El valor simbólico de un simple partido de fútbol
Desde hace unos días ocurren hechos inéditos cuya índole pone patas para arriba varios estereotipados supuestos. Una histórica reivindicación territorial que arrastra el antecedente de una guerra cruel con un país de la OTAN, ha cobrado una fuerza inusitada y de alcance internacional a partir del resultado de un partido de fútbol. Tan increíble como esto. La performance de nuestro equipo representativo ha producido un impacto en el pueblo argentino y sus lejanos alrededores. Se conjugan varios factores para que tal conmoción esté aconteciendo.
En primer lugar, la pasión que este deporte despierta en la alicaída alma de los argentinos, una ciudadanía que habla fútbol no bien abre la boca. Desde no me dio bola hasta la clavó en el ángulo y desde tocá a un costado hasta le pegó en el palo, el fobal está incrustado en la lengua argentina, más allá de que el eventual emisor de la frase poco le importe la práctica del balón pie.
En segundo término, el recuerdo del triunfo en la última edición del certamen, cuando nada menos que cinco millones de argentinos homenajearon en las calles a los jugadores, estimuló la enorme expectativa por el logro bicampeonato que hoy puede hacerse realidad.
Hasta aquí lo que sería en principio-factores reducidos al ámbito futbolístico. Pero he aquí que la naturaleza simbólica que distingue al ser humano desborda lo que el diccionario pretende encerrar en meras definiciones. Inglaterra es un país. Argentina es un país. Inglaterra-Argentina es un mundo de significaciones que toca las fibras más íntimas de nuestra historia. Desde las invasiones inglesas hasta el préstamo de la Baring Brothers y desde las Islas Malvinas hasta Diego Maradona.

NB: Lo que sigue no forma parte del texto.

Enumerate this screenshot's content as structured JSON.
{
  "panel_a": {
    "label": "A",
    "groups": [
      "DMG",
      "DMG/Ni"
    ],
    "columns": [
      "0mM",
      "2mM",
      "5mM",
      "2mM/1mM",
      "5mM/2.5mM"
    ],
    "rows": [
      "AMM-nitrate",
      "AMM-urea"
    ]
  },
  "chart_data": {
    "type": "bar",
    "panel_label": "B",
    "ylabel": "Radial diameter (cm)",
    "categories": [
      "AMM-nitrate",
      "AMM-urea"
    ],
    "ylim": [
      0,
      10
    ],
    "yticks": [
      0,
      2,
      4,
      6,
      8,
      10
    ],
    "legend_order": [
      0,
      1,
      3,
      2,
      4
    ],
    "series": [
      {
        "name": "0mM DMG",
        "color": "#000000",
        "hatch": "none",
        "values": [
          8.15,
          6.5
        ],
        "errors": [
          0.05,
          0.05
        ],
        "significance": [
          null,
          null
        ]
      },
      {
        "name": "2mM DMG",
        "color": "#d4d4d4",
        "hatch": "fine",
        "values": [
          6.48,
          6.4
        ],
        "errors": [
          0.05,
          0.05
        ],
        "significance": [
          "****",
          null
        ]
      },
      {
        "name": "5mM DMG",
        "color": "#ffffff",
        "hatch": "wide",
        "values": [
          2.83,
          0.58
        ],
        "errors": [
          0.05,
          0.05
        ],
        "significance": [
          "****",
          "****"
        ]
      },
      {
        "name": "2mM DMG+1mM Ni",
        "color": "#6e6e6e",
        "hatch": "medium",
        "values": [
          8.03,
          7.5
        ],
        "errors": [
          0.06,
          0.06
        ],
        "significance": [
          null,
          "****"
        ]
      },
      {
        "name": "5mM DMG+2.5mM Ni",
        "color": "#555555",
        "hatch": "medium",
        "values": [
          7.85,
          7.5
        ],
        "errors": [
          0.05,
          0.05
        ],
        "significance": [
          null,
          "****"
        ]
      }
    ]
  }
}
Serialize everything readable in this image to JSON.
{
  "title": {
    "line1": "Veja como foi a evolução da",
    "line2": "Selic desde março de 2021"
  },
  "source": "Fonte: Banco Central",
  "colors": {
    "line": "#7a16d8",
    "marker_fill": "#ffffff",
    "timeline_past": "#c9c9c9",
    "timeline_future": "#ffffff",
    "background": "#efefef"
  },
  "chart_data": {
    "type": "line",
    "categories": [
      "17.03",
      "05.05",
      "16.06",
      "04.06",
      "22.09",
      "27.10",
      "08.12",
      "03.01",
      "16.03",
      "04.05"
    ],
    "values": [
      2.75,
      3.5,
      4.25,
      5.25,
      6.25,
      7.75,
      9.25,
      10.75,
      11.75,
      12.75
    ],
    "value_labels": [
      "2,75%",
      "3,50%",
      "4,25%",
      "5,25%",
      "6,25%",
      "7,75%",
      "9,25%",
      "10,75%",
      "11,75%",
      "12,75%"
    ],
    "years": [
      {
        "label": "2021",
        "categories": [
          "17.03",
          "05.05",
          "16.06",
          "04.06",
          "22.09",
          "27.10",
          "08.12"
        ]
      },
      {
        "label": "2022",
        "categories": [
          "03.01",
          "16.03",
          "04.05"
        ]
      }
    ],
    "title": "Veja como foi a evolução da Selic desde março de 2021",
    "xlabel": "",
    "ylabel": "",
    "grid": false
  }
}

¿Qué tiene que ver una guerra espantosa con un gol rayano en la obra de arte? Metáfora mediante, lo mismo que depositar una flor donde yace un ser querido o reescribir una historia que se pretendía concluida. El gol de Maradona se sigue gritando porque el reclamo de Malvinas es parte constitutiva de nuestra subjetividad. Y el maravilloso triunfo de Lionel y su equipo hizo estallar aquella hazaña del Diego forjada cuarenta años atrás.

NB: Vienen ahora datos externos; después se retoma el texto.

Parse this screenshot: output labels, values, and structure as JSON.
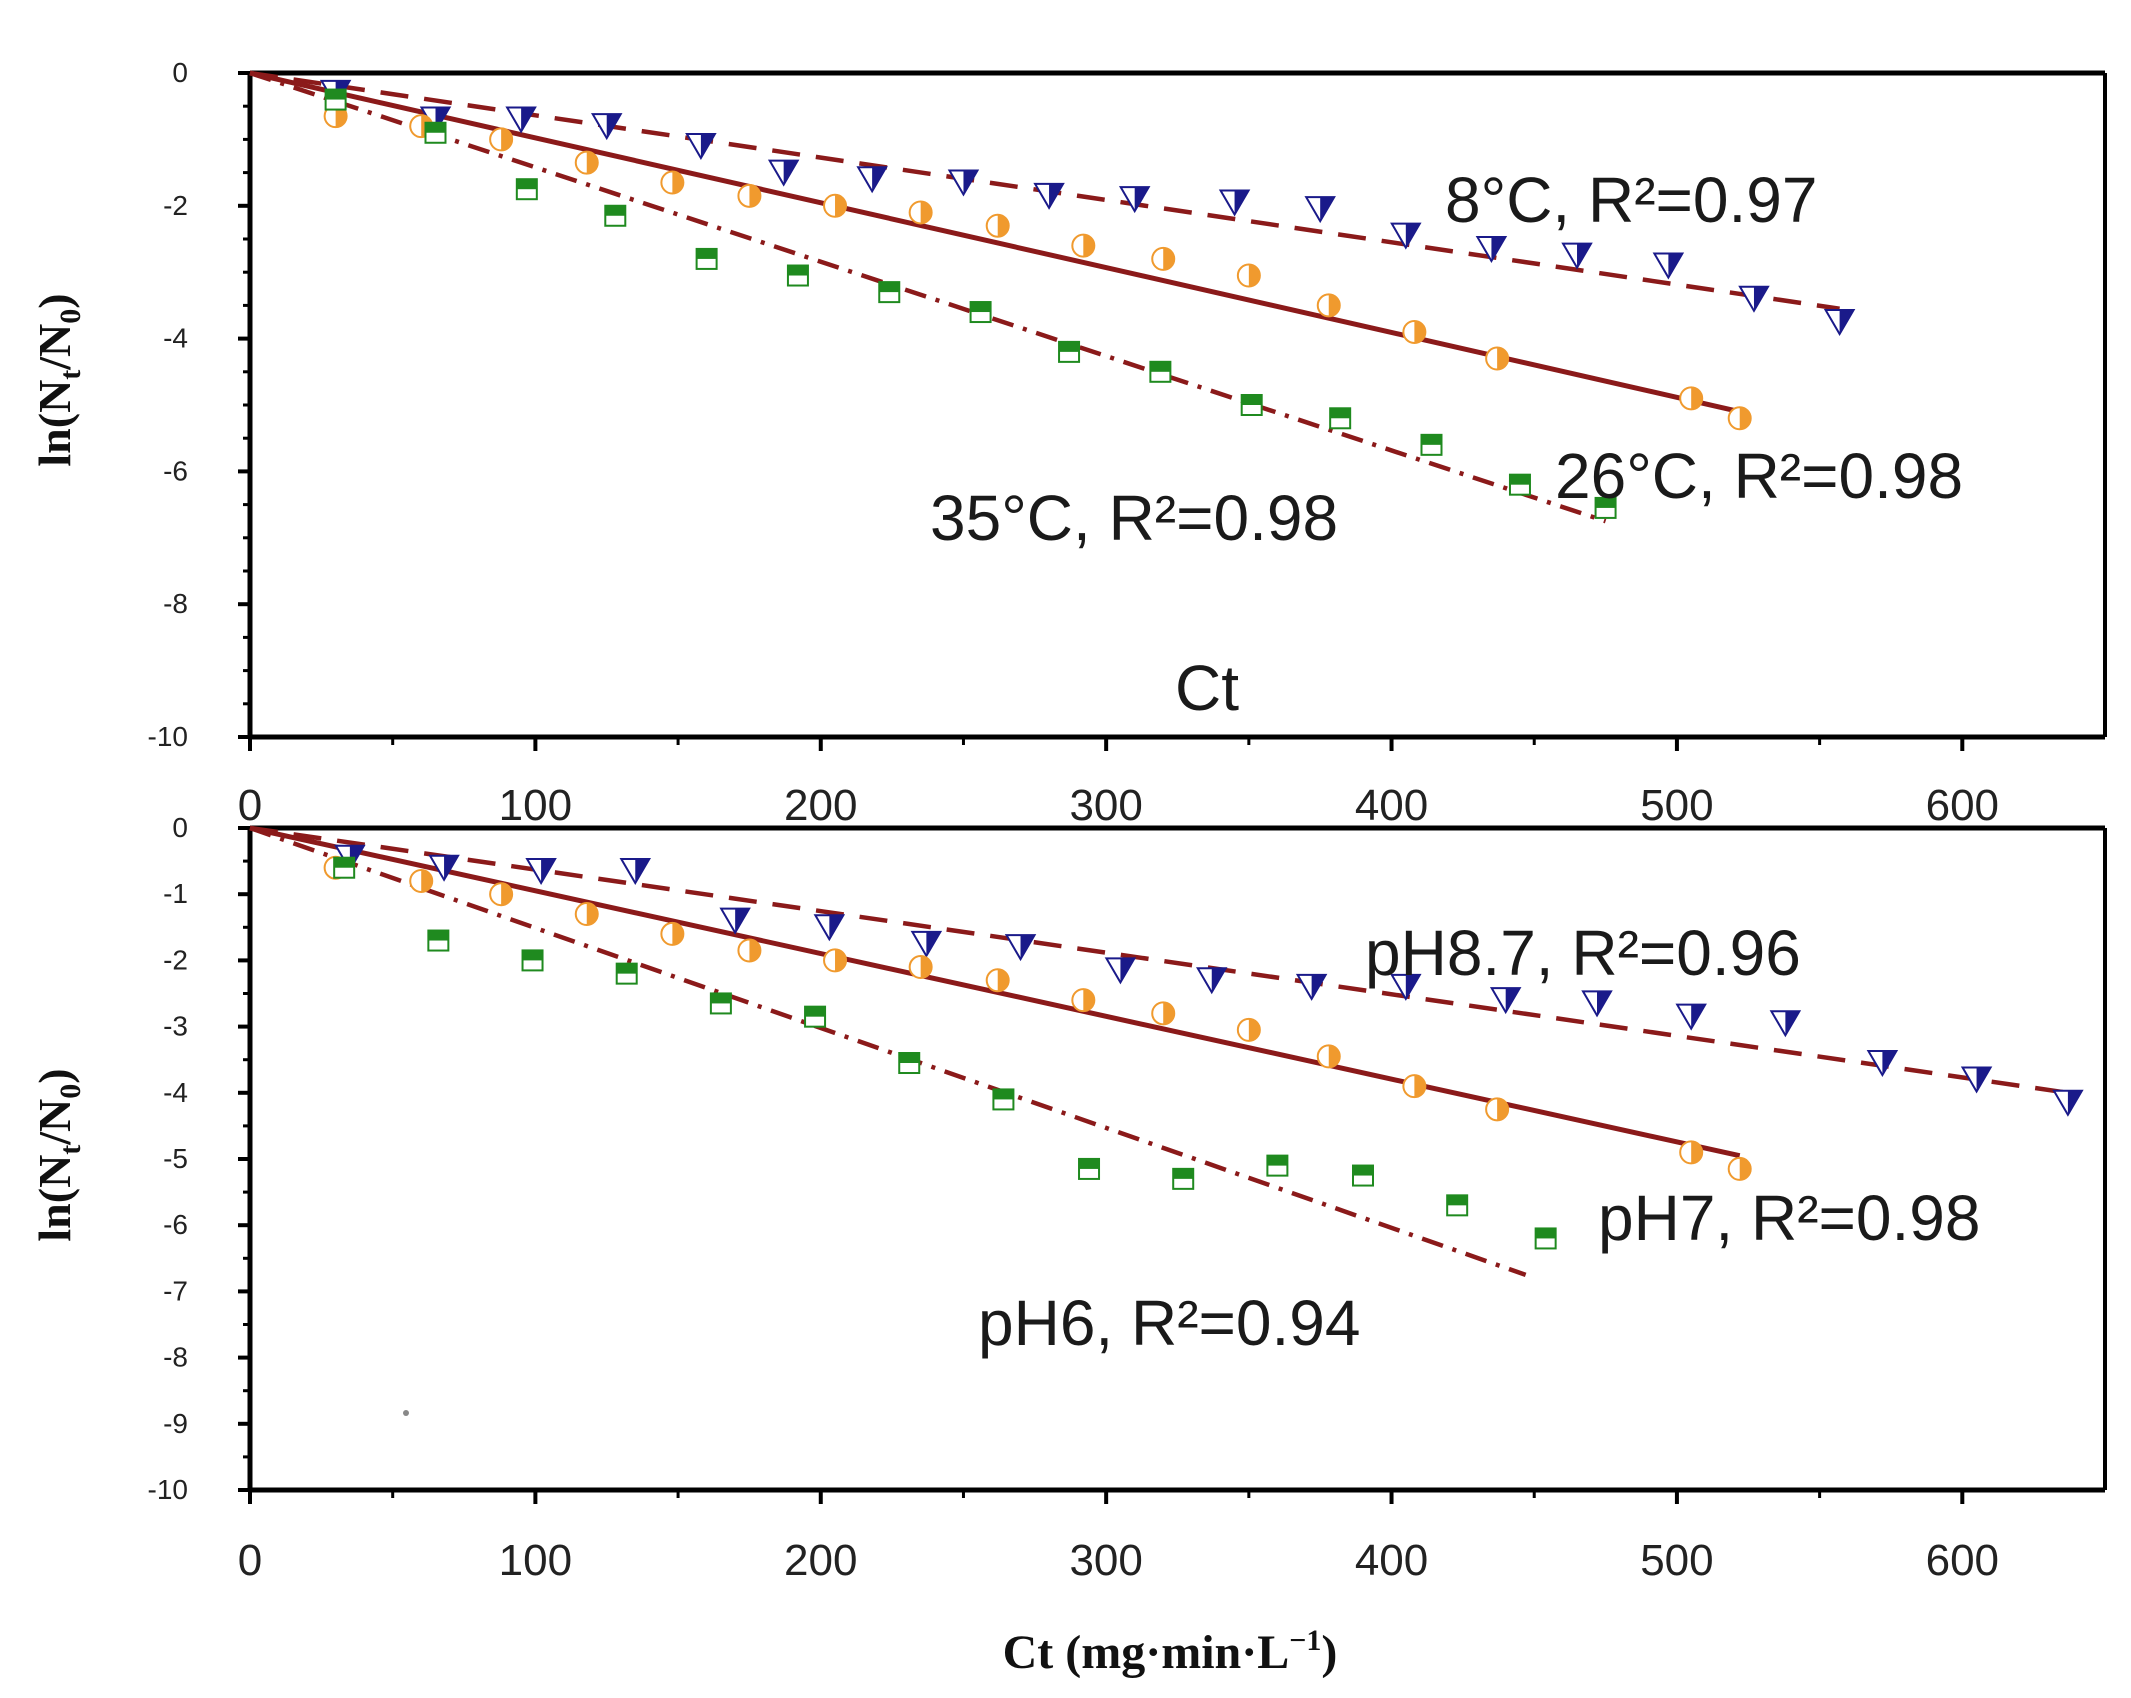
{
  "colors": {
    "fit_line": "#8b1a1a",
    "marker_8C": "#1a1a8a",
    "marker_26C": "#f09a2e",
    "marker_35C": "#1f8a1f",
    "axis": "#000000"
  },
  "chart_data": [
    {
      "type": "scatter",
      "panel": "top",
      "xlim": [
        0,
        650
      ],
      "ylim": [
        -10,
        0
      ],
      "xticks": [
        "0",
        "100",
        "200",
        "300",
        "400",
        "500",
        "600"
      ],
      "yticks": [
        "0",
        "-2",
        "-4",
        "-6",
        "-8",
        "-10"
      ],
      "xticks_values": [
        0,
        100,
        200,
        300,
        400,
        500,
        600
      ],
      "yticks_values": [
        0,
        -2,
        -4,
        -6,
        -8,
        -10
      ],
      "xlabel": "Ct",
      "ylabel": "ln(N",
      "ylabel_sub1": "t",
      "ylabel_mid": "/N",
      "ylabel_sub2": "0",
      "ylabel_end": ")",
      "annotations": [
        {
          "text": "8°C, R²=0.97",
          "x": 425,
          "y": -1.95
        },
        {
          "text": "26°C, R²=0.98",
          "x": 460,
          "y": -6.2
        },
        {
          "text": "35°C, R²=0.98",
          "x": 240,
          "y": -6.9
        }
      ],
      "series": [
        {
          "name": "8°C",
          "marker": "triangle",
          "color_key": "marker_8C",
          "line_style": "dashed",
          "fit": [
            [
              0,
              0
            ],
            [
              557,
              -3.55
            ]
          ],
          "x": [
            30,
            65,
            95,
            125,
            158,
            187,
            218,
            250,
            280,
            310,
            345,
            375,
            405,
            435,
            465,
            497,
            527,
            557
          ],
          "y": [
            -0.3,
            -0.7,
            -0.7,
            -0.8,
            -1.1,
            -1.5,
            -1.6,
            -1.65,
            -1.85,
            -1.9,
            -1.95,
            -2.05,
            -2.45,
            -2.65,
            -2.75,
            -2.9,
            -3.4,
            -3.75
          ]
        },
        {
          "name": "26°C",
          "marker": "circle",
          "color_key": "marker_26C",
          "line_style": "solid",
          "fit": [
            [
              0,
              0
            ],
            [
              522,
              -5.1
            ]
          ],
          "x": [
            30,
            60,
            88,
            118,
            148,
            175,
            205,
            235,
            262,
            292,
            320,
            350,
            378,
            408,
            437,
            505,
            522
          ],
          "y": [
            -0.65,
            -0.8,
            -1.0,
            -1.35,
            -1.65,
            -1.85,
            -2.0,
            -2.1,
            -2.3,
            -2.6,
            -2.8,
            -3.05,
            -3.5,
            -3.9,
            -4.3,
            -4.9,
            -5.2
          ]
        },
        {
          "name": "35°C",
          "marker": "square",
          "color_key": "marker_35C",
          "line_style": "dashdot",
          "fit": [
            [
              0,
              0
            ],
            [
              475,
              -6.75
            ]
          ],
          "x": [
            30,
            65,
            97,
            128,
            160,
            192,
            224,
            256,
            287,
            319,
            351,
            382,
            414,
            445,
            475
          ],
          "y": [
            -0.4,
            -0.9,
            -1.75,
            -2.15,
            -2.8,
            -3.05,
            -3.3,
            -3.6,
            -4.2,
            -4.5,
            -5.0,
            -5.2,
            -5.6,
            -6.2,
            -6.55
          ]
        }
      ]
    },
    {
      "type": "scatter",
      "panel": "bottom",
      "xlim": [
        0,
        650
      ],
      "ylim": [
        -10,
        0
      ],
      "xticks": [
        "0",
        "100",
        "200",
        "300",
        "400",
        "500",
        "600"
      ],
      "yticks": [
        "0",
        "-1",
        "-2",
        "-3",
        "-4",
        "-5",
        "-6",
        "-7",
        "-8",
        "-9",
        "-10"
      ],
      "xticks_values": [
        0,
        100,
        200,
        300,
        400,
        500,
        600
      ],
      "yticks_values": [
        0,
        -1,
        -2,
        -3,
        -4,
        -5,
        -6,
        -7,
        -8,
        -9,
        -10
      ],
      "xlabel": "Ct (mg·min·L",
      "xlabel_sup": "−1",
      "xlabel_end": ")",
      "ylabel": "ln(N",
      "ylabel_sub1": "t",
      "ylabel_mid": "/N",
      "ylabel_sub2": "0",
      "ylabel_end": ")",
      "annotations": [
        {
          "text": "pH8.7, R²=0.96",
          "x": 393,
          "y": -2.2
        },
        {
          "text": "pH7, R²=0.98",
          "x": 472,
          "y": -6.15
        },
        {
          "text": "pH6, R²=0.94",
          "x": 258,
          "y": -8.1
        }
      ],
      "series": [
        {
          "name": "pH8.7",
          "marker": "triangle",
          "color_key": "marker_8C",
          "line_style": "dashed",
          "fit": [
            [
              0,
              0
            ],
            [
              637,
              -4.0
            ]
          ],
          "x": [
            35,
            68,
            102,
            135,
            170,
            203,
            237,
            270,
            305,
            337,
            372,
            405,
            440,
            472,
            505,
            538,
            572,
            605,
            637
          ],
          "y": [
            -0.45,
            -0.6,
            -0.65,
            -0.65,
            -1.4,
            -1.5,
            -1.75,
            -1.8,
            -2.15,
            -2.3,
            -2.4,
            -2.4,
            -2.6,
            -2.65,
            -2.85,
            -2.95,
            -3.55,
            -3.8,
            -4.15
          ]
        },
        {
          "name": "pH7",
          "marker": "circle",
          "color_key": "marker_26C",
          "line_style": "solid",
          "fit": [
            [
              0,
              0
            ],
            [
              522,
              -4.95
            ]
          ],
          "x": [
            30,
            60,
            88,
            118,
            148,
            175,
            205,
            235,
            262,
            292,
            320,
            350,
            378,
            408,
            437,
            505,
            522
          ],
          "y": [
            -0.6,
            -0.8,
            -1.0,
            -1.3,
            -1.6,
            -1.85,
            -2.0,
            -2.1,
            -2.3,
            -2.6,
            -2.8,
            -3.05,
            -3.45,
            -3.9,
            -4.25,
            -4.9,
            -5.15
          ]
        },
        {
          "name": "pH6",
          "marker": "square",
          "color_key": "marker_35C",
          "line_style": "dashdot",
          "fit": [
            [
              0,
              0
            ],
            [
              447,
              -6.75
            ]
          ],
          "x": [
            33,
            66,
            99,
            132,
            165,
            198,
            231,
            264,
            294,
            327,
            360,
            390,
            423,
            454
          ],
          "y": [
            -0.6,
            -1.7,
            -2.0,
            -2.2,
            -2.65,
            -2.85,
            -3.55,
            -4.1,
            -5.15,
            -5.3,
            -5.1,
            -5.25,
            -5.7,
            -6.2
          ]
        }
      ]
    }
  ]
}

Lo que sucedió en Atlanta el miércoles pasado superó toda imaginación posible. Ganarle a Inglaterra de esa manera, a fuerza de talento, coraje y nobleza es la caricia más amorosa que este pueblo en derrape hacia la miseria podía recibir. Un gesto que rescata nuestra dignidad como nación. Allí donde pese a la abominable prohibición de banderas por Malvinas un grupo de jugadores muestra el amor por su país. Un vínculo hoy objetado por políticas que atentan contra nuestra soberanía y nuestra gente. Que pretenden regalar una y dejar morir a la otra.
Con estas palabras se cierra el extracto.